As his proxy on The Great Indoors, Gibbons recruited former Community star Joel McHale, who responded to the pilot script’s generational warfare. “I’m a big fan of workplace sitcoms, and always wanted to do one with a live audience,” McHale avows. “When this great cast came together, I knew this would work.” McHale plays grizzled adventure reporter Jack Gordon, called in from the field and now stuck at a desk amid Outdoor Limits magazine’s decidedly indoorsy staff of tech-addicted twentysomethings: deadpan social media expert Emma (Christine Ko), hipster-lumberjack Mason (Shaun Brown) and sensitive nerd Clark (Christopher Mintz-Plasse).

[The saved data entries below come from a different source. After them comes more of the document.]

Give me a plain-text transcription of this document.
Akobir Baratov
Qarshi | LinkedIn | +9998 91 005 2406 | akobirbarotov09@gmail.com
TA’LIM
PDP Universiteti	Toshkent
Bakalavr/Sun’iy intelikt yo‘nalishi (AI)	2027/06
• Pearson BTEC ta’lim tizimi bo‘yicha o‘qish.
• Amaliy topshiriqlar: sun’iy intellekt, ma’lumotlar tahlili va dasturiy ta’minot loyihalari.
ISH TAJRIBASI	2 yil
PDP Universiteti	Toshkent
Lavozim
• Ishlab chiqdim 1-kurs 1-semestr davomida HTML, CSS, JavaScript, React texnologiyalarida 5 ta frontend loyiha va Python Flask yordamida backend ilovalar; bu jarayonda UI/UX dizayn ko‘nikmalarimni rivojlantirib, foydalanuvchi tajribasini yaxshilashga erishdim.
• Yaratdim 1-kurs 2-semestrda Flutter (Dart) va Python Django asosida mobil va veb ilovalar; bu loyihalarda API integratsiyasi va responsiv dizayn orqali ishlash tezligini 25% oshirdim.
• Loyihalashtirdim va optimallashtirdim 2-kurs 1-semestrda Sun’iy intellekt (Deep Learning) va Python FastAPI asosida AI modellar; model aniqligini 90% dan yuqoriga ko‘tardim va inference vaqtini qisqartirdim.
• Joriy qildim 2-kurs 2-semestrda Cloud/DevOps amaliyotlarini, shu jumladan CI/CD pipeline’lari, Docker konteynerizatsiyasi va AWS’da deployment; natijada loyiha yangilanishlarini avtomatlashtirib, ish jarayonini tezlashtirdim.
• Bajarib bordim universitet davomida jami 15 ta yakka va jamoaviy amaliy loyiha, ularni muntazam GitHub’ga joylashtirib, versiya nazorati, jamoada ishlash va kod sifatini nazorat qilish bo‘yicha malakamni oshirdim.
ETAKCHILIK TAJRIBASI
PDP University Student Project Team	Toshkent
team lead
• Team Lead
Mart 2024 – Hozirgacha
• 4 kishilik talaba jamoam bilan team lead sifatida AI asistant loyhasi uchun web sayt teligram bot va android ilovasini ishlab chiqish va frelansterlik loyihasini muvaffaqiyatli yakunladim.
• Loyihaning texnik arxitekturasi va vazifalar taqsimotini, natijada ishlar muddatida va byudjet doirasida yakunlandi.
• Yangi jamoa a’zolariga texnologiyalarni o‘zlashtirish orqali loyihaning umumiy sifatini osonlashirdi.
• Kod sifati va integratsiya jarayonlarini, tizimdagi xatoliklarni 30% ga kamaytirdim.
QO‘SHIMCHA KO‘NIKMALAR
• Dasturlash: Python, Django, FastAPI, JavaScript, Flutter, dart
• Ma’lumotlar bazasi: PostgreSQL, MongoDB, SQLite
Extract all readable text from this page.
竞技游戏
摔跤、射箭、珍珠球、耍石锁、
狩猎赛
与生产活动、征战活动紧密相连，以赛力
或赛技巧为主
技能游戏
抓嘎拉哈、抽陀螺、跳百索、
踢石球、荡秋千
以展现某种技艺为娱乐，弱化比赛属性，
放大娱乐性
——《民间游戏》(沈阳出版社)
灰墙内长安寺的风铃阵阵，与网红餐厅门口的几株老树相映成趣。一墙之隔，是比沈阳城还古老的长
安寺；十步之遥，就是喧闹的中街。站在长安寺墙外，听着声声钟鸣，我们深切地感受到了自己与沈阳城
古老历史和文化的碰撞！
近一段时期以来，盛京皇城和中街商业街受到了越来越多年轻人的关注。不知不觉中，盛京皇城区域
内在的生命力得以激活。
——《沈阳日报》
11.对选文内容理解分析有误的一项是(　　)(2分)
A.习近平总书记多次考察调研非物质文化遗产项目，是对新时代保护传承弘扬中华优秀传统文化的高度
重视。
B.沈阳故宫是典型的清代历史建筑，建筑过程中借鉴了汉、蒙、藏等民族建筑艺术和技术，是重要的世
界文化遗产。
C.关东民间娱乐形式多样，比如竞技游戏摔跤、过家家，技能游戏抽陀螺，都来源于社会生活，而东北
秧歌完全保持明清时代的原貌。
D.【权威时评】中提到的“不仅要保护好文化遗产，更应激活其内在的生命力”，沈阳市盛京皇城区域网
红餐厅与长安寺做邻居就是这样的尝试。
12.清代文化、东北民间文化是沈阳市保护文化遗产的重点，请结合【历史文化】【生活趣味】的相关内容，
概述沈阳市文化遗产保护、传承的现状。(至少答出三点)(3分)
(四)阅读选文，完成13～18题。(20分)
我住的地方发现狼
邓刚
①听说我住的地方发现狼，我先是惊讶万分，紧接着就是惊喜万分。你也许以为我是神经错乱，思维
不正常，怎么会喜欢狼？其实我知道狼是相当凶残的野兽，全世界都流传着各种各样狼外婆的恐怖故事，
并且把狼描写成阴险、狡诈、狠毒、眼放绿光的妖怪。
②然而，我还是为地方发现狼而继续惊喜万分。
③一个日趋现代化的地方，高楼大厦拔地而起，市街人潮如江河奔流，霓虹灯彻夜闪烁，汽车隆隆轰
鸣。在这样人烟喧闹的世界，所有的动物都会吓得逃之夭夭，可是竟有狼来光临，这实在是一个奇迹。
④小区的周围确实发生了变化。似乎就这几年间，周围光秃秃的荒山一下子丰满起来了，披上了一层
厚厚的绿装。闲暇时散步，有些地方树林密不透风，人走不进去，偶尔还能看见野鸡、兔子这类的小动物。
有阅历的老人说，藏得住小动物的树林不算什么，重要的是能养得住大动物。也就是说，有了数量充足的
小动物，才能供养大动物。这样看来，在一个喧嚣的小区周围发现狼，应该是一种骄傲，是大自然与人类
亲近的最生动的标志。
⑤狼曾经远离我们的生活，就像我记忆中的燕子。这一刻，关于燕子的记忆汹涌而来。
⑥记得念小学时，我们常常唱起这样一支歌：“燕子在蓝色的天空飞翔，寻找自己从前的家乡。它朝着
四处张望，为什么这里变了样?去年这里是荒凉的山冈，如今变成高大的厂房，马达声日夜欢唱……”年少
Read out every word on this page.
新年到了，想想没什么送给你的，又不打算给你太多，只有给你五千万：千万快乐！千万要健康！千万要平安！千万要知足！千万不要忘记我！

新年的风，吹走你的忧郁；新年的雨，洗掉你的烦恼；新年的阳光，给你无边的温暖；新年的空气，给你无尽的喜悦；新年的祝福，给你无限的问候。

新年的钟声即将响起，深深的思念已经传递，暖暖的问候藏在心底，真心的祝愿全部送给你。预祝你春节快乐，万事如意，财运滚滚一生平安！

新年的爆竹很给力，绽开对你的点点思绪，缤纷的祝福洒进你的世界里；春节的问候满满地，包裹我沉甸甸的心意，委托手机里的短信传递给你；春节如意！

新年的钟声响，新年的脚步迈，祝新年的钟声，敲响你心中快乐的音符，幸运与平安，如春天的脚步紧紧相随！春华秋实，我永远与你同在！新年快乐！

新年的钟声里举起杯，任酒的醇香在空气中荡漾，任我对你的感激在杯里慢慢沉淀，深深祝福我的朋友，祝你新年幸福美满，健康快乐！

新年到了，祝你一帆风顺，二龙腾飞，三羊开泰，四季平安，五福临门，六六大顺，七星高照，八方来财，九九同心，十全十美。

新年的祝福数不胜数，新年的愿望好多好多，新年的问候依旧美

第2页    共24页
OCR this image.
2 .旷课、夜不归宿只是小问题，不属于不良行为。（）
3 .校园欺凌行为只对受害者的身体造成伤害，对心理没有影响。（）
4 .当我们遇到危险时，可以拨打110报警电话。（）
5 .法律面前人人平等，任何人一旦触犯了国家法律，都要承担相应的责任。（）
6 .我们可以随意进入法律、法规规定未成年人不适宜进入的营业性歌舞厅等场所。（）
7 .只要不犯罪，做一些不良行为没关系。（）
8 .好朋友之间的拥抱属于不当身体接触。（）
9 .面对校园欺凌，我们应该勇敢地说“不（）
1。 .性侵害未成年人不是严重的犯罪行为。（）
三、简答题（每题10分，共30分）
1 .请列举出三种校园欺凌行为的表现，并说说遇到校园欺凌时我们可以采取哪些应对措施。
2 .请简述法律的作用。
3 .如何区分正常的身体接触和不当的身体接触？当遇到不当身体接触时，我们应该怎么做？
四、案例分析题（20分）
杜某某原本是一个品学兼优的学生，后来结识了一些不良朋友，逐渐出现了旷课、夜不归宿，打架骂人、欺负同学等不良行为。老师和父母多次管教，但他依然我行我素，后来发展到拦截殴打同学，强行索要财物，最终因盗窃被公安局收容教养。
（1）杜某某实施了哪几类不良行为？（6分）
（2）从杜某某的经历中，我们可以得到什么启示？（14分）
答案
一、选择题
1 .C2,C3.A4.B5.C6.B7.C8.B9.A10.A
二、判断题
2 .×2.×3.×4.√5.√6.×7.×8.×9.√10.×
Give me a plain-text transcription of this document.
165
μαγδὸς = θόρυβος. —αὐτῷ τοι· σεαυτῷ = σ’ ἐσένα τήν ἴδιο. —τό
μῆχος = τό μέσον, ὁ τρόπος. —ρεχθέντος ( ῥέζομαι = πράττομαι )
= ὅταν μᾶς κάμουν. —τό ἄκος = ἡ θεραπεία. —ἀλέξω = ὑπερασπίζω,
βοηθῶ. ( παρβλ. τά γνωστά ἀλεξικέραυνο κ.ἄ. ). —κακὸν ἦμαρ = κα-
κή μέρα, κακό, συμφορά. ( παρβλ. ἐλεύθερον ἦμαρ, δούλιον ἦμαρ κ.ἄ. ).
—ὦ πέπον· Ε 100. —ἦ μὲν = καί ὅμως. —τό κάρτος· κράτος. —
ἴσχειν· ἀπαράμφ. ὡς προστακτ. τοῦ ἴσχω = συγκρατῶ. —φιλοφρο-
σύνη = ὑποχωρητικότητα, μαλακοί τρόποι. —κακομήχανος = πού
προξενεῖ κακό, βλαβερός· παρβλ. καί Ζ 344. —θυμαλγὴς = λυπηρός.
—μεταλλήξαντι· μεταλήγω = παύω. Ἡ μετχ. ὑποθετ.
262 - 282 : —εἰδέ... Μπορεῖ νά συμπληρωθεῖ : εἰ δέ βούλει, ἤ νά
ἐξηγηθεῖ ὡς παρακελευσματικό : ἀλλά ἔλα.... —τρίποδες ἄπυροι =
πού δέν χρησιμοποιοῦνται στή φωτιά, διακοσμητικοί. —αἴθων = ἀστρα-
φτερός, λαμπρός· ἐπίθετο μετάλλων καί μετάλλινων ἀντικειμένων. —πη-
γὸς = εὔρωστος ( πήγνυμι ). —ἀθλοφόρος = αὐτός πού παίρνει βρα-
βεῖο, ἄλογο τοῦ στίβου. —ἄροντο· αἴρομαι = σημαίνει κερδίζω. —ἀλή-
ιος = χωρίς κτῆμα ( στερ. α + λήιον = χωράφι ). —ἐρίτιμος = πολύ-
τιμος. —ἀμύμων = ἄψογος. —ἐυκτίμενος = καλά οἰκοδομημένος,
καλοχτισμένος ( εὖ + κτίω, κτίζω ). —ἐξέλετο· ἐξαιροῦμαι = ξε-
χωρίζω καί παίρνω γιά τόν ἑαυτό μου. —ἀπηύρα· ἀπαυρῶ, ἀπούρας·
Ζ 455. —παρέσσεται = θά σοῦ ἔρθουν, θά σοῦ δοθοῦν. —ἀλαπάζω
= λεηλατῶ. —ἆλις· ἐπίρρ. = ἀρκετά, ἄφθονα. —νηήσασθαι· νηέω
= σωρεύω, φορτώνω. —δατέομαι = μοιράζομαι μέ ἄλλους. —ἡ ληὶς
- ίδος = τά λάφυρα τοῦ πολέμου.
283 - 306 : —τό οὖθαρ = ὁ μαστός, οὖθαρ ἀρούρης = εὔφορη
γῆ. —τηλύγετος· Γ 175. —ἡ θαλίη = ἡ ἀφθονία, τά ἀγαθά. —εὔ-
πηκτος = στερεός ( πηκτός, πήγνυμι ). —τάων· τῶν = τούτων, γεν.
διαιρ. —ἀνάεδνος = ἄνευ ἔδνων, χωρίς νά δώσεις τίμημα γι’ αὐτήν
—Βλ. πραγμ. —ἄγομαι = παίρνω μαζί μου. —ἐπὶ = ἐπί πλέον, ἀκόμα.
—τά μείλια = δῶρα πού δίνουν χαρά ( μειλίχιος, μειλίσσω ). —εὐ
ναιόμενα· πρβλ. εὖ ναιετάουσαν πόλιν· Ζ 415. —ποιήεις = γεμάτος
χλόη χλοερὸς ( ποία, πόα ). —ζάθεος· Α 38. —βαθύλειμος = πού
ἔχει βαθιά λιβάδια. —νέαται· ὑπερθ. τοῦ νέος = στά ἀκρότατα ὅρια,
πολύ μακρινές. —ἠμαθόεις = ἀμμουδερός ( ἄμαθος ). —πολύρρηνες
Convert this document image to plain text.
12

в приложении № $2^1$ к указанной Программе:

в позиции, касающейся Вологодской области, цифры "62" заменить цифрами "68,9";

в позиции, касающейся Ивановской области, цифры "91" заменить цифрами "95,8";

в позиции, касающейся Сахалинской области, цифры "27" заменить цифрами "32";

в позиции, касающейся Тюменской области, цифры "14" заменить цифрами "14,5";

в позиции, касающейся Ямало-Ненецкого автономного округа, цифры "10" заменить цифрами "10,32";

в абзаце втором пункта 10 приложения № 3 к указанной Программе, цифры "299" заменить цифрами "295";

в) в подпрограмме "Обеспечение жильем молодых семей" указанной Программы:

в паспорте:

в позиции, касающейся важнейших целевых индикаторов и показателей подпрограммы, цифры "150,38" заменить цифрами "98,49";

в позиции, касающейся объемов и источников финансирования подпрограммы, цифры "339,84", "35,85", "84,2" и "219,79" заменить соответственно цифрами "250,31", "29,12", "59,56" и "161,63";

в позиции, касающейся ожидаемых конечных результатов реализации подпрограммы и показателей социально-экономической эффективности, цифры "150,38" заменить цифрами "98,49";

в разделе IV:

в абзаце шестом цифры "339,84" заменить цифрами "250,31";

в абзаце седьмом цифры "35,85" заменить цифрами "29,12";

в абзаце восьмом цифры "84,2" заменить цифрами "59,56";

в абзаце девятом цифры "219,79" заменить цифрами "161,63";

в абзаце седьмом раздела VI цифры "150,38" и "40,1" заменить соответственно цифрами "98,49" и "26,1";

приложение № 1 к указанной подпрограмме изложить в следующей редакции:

And if that weren’t enough to provide Jack constant conflict, he now finds himself reporting to a new boss – and his old flame – Brooke (Susannah Fielding) and Brooke’s dad, the publication’s larger-than-life founder Roland, played by the venerable British actor/comedian Stephen Fry.
As Chris Williams, whose character Eddie is both Jack’s favorite bartender and his sole peer and confidant, notes, the show is about “bridging the gap between older and younger, and finding a way to understand each other. As my character and Joel’s are finding out, our age is old school now – although I like being old school.” His young co-star Brown agrees, calling The Great Indoors “very relevant, tapping into the sense of guilt [the younger set has] about missing connections with people, and being so buried in our phones and social media that we miss what’s happening around us.”
As Gibbons is quick to point out, The Great Indoors “is not just picking on millennials – who won’t mind anyway, because according to them, they don’t watch TV.” Besides, he adds, with technology uniting us all, both he and Jack are actually “much closer to the millennials than we care to admit. I’m addicted to my phone. I’m constantly binge-watching shows digitally. Quite honestly, too often I’m thinking I’m the center of the universe. All of that, we all share. I think the audience overall will relate, because in the end we all have those ‘millennial’ qualities.”